Currently, Marshall is second in the nation in assists.
More than just the sheer number of assists that he hands out, Marshall is all-important in running the show and setting up his teammates.
Especially with the injuries to McDonald and Strickland, Marshall is being forced into playing additional minutes.
Anything that head coach Roy Williams can do to limit his playing time will be good in the long run.
Can Stilman White, a freshmen PG who averages less than five minutes per game, effectively spell Marshall?
Evidently, Williams is not convinced that he can. In the two games since Dexter Strickland went down due to injury, White has played 11 minutes, which is about the same amount of time that he was already getting previously.
Harrison Barnes has elevated his game from where it was last year.
Barnes is averaging 17.5 PPG (compared to 15.7 PPG as a freshman).
After scoring 40 points in last year's ACC Tournament, he proved that he can go off.
This year, he has scored 20 or more points in eight games.
And, while the balance of scoring on Carolina is good, it will be all the better if Barnes can put in additional points for the Heels.
The Tar Heels are 18-0 at the Smith Center this year.

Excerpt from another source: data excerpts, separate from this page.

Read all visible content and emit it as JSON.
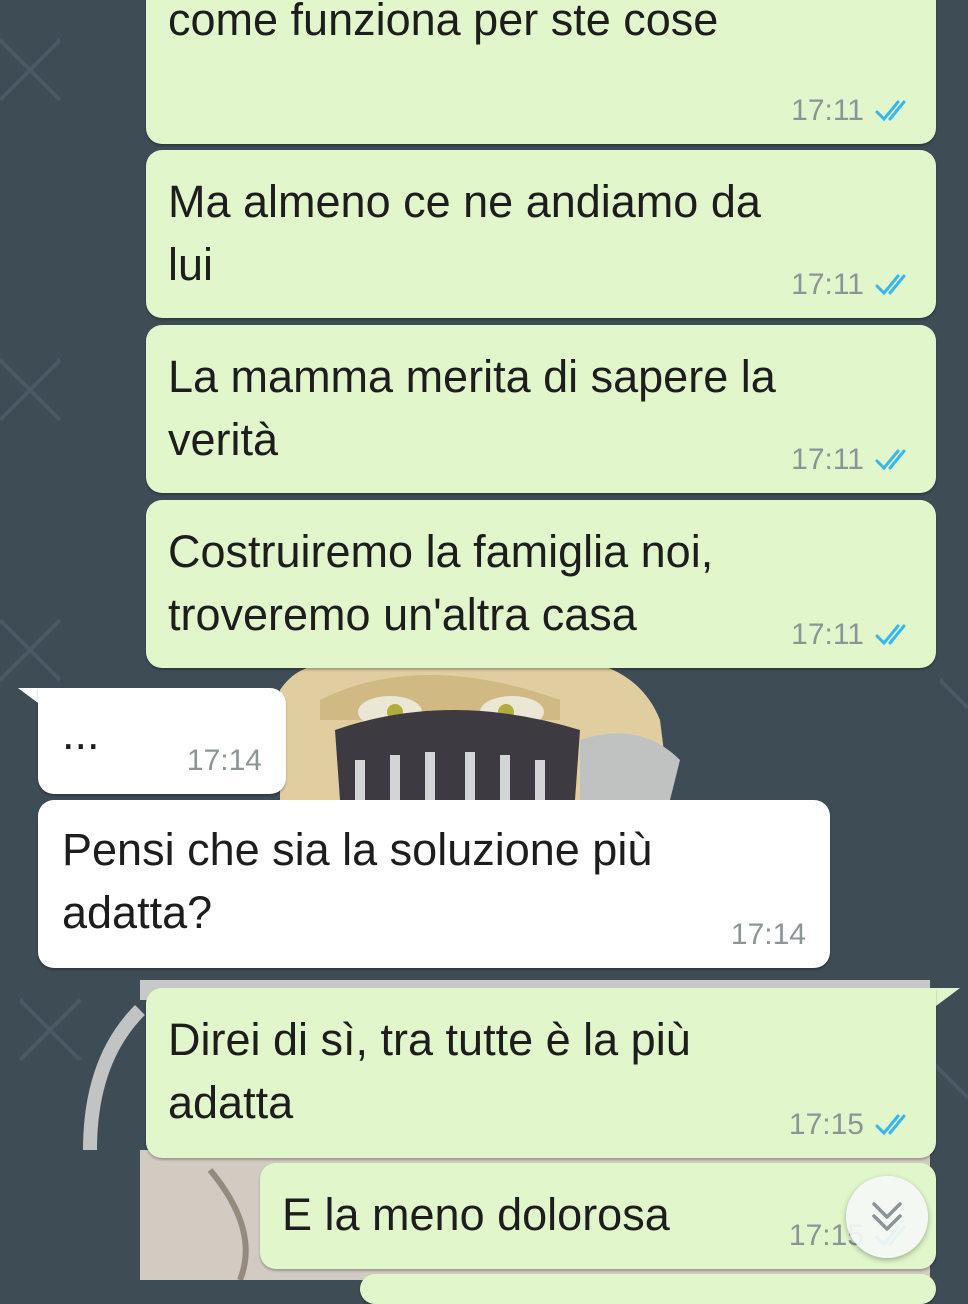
{
  "chat": {
    "messages": [
      {
        "direction": "outgoing",
        "text": "come funziona per ste cose",
        "time": "17:11",
        "status": "read"
      },
      {
        "direction": "outgoing",
        "text": "Ma almeno ce ne andiamo da\nlui",
        "time": "17:11",
        "status": "read"
      },
      {
        "direction": "outgoing",
        "text": "La mamma merita di sapere la\nverità",
        "time": "17:11",
        "status": "read"
      },
      {
        "direction": "outgoing",
        "text": "Costruiremo la famiglia noi,\ntroveremo un'altra casa",
        "time": "17:11",
        "status": "read"
      },
      {
        "direction": "incoming",
        "text": "...",
        "time": "17:14"
      },
      {
        "direction": "incoming",
        "text": "Pensi che sia la soluzione più\nadatta?",
        "time": "17:14"
      },
      {
        "direction": "outgoing",
        "text": "Direi di sì, tra tutte è la più\nadatta",
        "time": "17:15",
        "status": "read"
      },
      {
        "direction": "outgoing",
        "text": "E la meno dolorosa",
        "time": "17:15",
        "status": "read"
      }
    ]
  },
  "icons": {
    "read_receipt": "double-check-icon",
    "scroll_down": "double-chevron-down-icon"
  },
  "colors": {
    "background": "#3d4c55",
    "outgoing_bubble": "#e1f7cb",
    "incoming_bubble": "#ffffff",
    "read_tick": "#34b7f1",
    "timestamp": "#8c9497"
  }
}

They are the only ACC team that has not lost at least one home game this season (Florida State, Duke and Virginia have each lost only once at home).
North Carolina's four remaining games are:
- Feb. 8: Duke
- Feb. 11: Virginia
- Feb. 18: Clemson
- Feb. 29: Maryland
The only game that should be any kind of challenge will be the contest against their next-door neighbors from Durham.
The Tar Heels have not been nearly as dominating on the road as they have at home.
North Carolina has played four true road games this season, and they have gone a sub-standard 2-2 (losing to Kentucky and Florida State).
Heading into February, Virginia has the best road record of all 12 teams in the ACC (5-1)
UNC has five ACC road games left:
- Feb. 4: Maryland
- Feb. 15: Miami
- Feb. 21: North Carolina State
- Feb. 25: Virginia
- Mar. 3: Duke
Just looking at their track record so far this season, the Tar Heels may come up on the short end of a game or two still this season.
Winning out on the road, even for a veteran team like UNC, would be an important milestone and would help the Heels get back to No. 1.
Winning their own games is not enough for the Tar Heels to get back to No. 1.
They need other teams to beat the six teams ahead of them (Kentucky, Syracuse, Ohio State, Missouri, Duke and Baylor).
Carolina only has the opportunity to take down one of the teams that is ranked ahead of them: Duke.
Part of the Tar Heels' chances of getting back to No. 1 is outside of their control, but all they can focus on is getting things done against their own opponents.